The chemical energy locked up in crude oils is not solely used to fuel cars. On average, the largest fractions of any given barrel of oil are petroleum fuel (gasoline), distillate fuel (diesel), jet fuel and heavy bunker fuel oil used to energize global fleet of container ships as they collectively move 90 percent of all international cargo. The refined fuels derived from crude oils are also used to energize more than 99 percent of all aircraft, heavy cargo transport by rail and nearly all the world’s heavy industrial equipment, from concrete pumps and excavators, to rock crushers and road going prime movers. The remaining fractions are turned into feedstocks for various oils, greases, plastics, synthetics, lubricants, asphalts and much more.
Crude oils are used in applications that help lift living standards in all countries.

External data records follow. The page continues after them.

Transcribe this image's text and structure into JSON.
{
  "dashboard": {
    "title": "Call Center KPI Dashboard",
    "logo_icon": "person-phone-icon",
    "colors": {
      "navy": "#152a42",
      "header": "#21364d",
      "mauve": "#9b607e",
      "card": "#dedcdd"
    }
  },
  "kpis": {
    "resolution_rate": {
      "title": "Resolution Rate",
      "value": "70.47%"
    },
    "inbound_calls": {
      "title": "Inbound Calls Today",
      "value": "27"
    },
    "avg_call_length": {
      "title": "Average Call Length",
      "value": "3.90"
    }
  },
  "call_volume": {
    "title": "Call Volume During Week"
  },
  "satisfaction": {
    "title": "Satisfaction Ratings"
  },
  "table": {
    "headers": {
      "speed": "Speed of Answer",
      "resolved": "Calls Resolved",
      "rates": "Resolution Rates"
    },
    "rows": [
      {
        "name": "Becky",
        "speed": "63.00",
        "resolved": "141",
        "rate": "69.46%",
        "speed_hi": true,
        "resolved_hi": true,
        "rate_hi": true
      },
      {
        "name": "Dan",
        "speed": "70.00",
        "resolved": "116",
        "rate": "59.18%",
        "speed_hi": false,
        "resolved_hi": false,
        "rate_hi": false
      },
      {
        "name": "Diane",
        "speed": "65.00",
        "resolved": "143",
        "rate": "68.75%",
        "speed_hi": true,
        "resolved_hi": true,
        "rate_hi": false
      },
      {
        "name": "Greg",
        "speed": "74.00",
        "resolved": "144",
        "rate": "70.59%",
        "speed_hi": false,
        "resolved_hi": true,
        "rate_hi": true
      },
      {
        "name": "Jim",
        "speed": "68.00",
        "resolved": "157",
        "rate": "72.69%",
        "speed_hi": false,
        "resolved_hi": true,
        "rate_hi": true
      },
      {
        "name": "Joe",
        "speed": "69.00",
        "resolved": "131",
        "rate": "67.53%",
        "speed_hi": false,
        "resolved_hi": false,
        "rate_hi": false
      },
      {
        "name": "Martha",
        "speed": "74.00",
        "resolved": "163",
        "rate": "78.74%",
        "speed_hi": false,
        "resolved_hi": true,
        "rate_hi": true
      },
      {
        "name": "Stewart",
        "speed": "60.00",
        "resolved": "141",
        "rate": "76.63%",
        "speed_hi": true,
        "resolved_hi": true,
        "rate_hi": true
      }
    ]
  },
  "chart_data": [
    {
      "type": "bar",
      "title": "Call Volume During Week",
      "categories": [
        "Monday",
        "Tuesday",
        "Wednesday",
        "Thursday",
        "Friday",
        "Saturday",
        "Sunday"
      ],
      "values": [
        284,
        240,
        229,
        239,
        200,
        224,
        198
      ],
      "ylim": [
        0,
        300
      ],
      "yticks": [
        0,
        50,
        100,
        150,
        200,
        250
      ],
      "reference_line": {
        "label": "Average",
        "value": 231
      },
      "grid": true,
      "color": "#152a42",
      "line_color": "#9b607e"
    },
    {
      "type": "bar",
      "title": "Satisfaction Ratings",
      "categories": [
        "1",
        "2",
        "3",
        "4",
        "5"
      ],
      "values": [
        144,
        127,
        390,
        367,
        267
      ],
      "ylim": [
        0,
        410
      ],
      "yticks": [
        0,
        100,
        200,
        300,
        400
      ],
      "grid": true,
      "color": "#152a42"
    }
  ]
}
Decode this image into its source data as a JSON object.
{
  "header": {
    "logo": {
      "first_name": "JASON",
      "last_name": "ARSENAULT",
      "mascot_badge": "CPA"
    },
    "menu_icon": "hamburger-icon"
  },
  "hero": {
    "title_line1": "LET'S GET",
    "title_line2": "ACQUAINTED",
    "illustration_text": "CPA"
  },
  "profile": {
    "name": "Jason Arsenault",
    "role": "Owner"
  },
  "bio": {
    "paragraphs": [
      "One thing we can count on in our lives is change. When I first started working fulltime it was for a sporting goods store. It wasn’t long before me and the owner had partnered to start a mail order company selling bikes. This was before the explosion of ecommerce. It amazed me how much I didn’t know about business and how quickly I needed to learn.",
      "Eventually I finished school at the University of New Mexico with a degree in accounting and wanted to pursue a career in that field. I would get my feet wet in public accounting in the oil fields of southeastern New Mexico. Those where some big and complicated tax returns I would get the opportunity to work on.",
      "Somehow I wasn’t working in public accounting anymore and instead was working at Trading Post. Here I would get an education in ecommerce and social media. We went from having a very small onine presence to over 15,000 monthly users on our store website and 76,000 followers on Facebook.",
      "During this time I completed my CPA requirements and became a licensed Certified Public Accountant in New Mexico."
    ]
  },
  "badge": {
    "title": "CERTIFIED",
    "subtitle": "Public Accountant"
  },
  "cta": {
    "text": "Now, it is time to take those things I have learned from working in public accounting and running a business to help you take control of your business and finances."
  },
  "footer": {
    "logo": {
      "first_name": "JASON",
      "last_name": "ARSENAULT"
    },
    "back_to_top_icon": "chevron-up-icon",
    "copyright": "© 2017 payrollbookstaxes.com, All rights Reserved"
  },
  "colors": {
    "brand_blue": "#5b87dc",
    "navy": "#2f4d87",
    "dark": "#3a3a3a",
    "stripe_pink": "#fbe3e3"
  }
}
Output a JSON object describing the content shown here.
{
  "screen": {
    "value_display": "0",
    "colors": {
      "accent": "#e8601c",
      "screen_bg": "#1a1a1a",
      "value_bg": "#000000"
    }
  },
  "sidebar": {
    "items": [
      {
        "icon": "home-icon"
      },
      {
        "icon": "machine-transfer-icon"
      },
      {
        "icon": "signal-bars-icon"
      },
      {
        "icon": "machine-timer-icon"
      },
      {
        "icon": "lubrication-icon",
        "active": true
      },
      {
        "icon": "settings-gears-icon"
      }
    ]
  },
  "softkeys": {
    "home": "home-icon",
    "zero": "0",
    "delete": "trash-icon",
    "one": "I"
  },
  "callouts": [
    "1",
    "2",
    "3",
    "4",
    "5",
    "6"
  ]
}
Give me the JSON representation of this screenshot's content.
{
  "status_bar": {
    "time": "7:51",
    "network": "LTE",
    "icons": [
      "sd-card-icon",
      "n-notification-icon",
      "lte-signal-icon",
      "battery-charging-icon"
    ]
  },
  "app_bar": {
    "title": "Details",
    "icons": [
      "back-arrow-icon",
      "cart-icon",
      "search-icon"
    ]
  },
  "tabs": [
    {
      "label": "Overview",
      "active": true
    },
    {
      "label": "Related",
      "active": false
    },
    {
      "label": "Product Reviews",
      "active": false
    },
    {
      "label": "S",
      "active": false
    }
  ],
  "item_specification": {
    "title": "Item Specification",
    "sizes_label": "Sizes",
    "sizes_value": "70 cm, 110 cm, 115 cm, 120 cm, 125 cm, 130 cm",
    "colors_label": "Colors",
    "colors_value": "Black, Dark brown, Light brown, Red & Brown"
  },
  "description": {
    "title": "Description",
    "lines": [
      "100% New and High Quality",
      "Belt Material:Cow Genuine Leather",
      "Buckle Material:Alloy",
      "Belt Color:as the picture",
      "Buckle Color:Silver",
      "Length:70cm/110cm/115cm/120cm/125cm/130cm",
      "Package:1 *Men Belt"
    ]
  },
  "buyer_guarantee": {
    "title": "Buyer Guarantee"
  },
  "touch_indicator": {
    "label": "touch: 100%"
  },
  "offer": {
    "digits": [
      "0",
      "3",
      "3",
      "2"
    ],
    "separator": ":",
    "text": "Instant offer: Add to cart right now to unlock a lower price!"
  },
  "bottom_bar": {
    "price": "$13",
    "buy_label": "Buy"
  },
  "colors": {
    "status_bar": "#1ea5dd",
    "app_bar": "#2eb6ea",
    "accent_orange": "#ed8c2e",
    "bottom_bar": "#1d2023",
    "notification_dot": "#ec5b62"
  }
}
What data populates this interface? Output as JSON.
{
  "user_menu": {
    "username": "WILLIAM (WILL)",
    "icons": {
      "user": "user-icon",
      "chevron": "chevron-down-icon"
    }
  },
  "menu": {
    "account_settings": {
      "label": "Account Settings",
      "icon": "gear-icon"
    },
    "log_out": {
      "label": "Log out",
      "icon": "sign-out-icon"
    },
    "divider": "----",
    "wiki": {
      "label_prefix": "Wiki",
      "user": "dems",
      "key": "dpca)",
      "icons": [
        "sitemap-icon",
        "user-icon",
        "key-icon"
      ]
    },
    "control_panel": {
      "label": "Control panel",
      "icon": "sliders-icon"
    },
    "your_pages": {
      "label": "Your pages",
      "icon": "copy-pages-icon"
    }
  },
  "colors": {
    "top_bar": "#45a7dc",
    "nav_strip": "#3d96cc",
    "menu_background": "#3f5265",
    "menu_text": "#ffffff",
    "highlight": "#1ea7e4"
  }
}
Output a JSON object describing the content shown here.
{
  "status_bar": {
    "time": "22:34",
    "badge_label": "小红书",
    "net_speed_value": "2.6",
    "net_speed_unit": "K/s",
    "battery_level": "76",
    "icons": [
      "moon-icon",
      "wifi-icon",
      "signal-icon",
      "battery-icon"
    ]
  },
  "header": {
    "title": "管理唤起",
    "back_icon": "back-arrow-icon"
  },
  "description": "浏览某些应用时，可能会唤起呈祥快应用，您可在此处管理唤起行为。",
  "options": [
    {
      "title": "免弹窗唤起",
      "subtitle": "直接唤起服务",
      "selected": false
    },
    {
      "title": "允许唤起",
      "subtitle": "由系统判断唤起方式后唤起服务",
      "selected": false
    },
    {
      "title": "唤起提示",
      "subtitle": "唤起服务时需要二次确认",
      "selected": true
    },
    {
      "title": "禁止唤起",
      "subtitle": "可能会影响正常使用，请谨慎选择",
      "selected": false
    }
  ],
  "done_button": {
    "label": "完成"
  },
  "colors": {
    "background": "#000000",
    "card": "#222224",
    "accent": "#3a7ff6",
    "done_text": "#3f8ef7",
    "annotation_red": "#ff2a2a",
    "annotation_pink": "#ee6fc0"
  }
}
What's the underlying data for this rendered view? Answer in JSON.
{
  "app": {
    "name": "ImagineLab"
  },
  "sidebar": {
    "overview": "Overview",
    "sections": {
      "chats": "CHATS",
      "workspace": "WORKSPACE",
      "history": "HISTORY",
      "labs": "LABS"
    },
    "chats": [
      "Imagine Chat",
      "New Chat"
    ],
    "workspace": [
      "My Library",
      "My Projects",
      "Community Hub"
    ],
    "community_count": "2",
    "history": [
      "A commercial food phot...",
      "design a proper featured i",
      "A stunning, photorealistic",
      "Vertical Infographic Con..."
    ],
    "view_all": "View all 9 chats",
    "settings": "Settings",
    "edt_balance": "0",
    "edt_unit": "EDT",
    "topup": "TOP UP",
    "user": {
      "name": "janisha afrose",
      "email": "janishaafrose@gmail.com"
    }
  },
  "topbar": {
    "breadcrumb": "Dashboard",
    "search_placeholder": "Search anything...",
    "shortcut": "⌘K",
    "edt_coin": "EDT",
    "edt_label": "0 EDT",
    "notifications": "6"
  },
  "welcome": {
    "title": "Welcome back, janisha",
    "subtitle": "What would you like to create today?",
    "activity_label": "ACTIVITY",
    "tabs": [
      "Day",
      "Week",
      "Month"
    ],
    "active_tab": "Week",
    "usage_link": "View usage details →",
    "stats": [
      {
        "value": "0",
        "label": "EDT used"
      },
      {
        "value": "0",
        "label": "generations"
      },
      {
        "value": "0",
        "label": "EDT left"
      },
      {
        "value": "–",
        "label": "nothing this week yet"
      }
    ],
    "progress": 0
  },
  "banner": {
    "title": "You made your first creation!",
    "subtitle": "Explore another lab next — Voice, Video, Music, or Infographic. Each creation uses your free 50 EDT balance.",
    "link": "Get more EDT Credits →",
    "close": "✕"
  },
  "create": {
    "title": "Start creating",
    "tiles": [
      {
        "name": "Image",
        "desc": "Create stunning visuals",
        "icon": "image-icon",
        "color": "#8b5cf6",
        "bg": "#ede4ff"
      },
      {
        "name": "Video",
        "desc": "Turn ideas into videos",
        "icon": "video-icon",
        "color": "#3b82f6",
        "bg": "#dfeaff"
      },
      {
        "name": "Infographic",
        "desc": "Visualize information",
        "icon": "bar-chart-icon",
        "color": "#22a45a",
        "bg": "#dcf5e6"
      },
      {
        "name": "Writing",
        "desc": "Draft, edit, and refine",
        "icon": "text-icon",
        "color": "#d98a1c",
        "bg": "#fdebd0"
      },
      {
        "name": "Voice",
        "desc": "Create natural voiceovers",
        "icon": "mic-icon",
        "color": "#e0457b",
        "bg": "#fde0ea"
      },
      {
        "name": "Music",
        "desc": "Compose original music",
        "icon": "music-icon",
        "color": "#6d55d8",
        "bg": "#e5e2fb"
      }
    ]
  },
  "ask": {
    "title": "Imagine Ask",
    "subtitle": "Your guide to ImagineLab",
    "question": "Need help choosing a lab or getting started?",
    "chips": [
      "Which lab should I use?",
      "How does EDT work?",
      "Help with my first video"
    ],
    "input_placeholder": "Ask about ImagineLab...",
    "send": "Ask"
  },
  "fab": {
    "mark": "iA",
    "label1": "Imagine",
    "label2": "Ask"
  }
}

The list of products and synthetic compounds that, in their manufacture, use crude oils as their base feedstock, runs on into the tens of thousands. Without access to an abundant and inexpensive supply of crude oil, we would lose access to an enormous range of plastics, synthetic rubbers, detergents, epoxies, oils, insecticides, polymers used in fabrics, fertilizers and pharmaceuticals. Today, the countries with the largest reserves of crude oil are Venezuela (300 billion barrels), Saudi Arabia (267 billion barrels), Canada (167 billion barrels) and Iran, Iraq, Kuwait, the UAE, Russia, Libya and the United States. Taken together, roughly 672 billion barrels of proven oil reserves are estimated to exist in the top ten global reserve holders alone. Despite predictions of an imminent oil shortage, extending from the late 1950s right through the first decade of the 21st century, crude oil has remained an abundant and inexpensive prime mover of human progress, and a powerful force for the ongoing improvement in living standards globally.